The government invested astronomical sums into public-sector wages, infrastructure, social housing and job development. To reduce unemployment among young people aged 15 to 34, comprising more than a third of the population, the government established the National Youth Employment Support Agency. Between 2011 and 2019, it granted funds worth at least $20bn, most of which were distributed as bank loans, allowing unemployed people to launch businesses and achieve a degree of economic security.

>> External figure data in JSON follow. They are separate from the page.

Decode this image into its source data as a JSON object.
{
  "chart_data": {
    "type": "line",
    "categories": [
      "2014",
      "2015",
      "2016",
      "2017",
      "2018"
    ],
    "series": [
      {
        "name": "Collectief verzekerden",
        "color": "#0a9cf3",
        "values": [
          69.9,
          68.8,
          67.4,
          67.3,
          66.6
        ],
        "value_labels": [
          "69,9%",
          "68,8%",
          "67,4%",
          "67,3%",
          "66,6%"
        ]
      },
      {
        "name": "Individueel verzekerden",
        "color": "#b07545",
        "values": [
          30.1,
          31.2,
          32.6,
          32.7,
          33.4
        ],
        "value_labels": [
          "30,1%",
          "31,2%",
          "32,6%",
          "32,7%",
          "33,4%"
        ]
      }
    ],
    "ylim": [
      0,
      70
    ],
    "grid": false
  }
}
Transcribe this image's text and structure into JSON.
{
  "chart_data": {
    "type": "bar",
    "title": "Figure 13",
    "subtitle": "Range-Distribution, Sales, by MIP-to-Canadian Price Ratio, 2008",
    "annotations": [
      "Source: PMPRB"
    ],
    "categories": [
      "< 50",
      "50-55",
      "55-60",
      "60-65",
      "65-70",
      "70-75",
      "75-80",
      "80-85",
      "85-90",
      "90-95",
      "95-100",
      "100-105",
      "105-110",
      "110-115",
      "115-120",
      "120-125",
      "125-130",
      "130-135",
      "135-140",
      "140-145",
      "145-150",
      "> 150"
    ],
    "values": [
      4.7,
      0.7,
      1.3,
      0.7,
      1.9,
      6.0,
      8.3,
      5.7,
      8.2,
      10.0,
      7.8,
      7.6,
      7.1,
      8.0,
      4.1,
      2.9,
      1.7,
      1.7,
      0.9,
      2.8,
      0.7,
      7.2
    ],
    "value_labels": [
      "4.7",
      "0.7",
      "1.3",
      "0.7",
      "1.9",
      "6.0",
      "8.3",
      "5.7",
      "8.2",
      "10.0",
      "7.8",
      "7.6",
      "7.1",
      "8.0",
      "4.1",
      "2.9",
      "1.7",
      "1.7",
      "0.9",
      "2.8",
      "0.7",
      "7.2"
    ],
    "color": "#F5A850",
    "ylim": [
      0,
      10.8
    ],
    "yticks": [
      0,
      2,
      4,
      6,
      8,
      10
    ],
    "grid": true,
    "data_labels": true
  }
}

The strategy was successful, notwithstanding the mass protests in 2019 that toppled President Abdelaziz Bouteflika. The regime and its extensions - political leaders, senior military officials and business tycoons - contained the opposition, impeded mass mobilisation, and ensured the compliance, and even loyalty, of the majority of the population. The regimes of Tunisia, Egypt and Libya were toppled successively. But Algeria’s remained standing, and a decade later, it is still standing.
Future outlook
Today, the regime continues to follow the same method of rent distribution to calm social dissent. This past February, as the Ukraine war erupted, bringing the prospect of additional gas revenues, authorities announced a new unemployment stipend for first-time job seekers that would benefit 1.5 million people.
Once again, key decision-makers - the army, the National Liberation Front, the Democratic National Rally and the country’s coastal elites - have skilfully managed the regime’s continuity. Through prudent and opportune political openings and economic interventions, they can avoid systemic restructuring.
Going forward, Algerian authorities are likely to encounter additional societal unrest
Increased income from oil and gas exports will result in a major reduction in the need for external financing and a short-term stabilisation of domestic financing needs. In the meantime, the economic recovery in non-energy sectors has stalled, while inflationary pressures have risen. The economic outlook is a moderate recovery over the next few years.
However, the continuing slowdown in economic development outside the energy sector will surely lead to an increase in already-high unemployment and a decline in earnings. As the social and economic situation worsens, the significance of social issues will only increase. The government no longer has the financial resources necessary to restructure Algeria’s economy, diversify its productive sectors and increase its competitiveness.
In fact, despite ongoing discussions around diversifying the economy to lessen reliance on hydrocarbons, curb corruption and improve the business environment, the government has done almost nothing to bring about real change. Going forward, Algerian authorities are likely to encounter additional societal unrest.
The views expressed in this article belong to the author and do not necessarily reflect the editorial policy of Middle East Eye.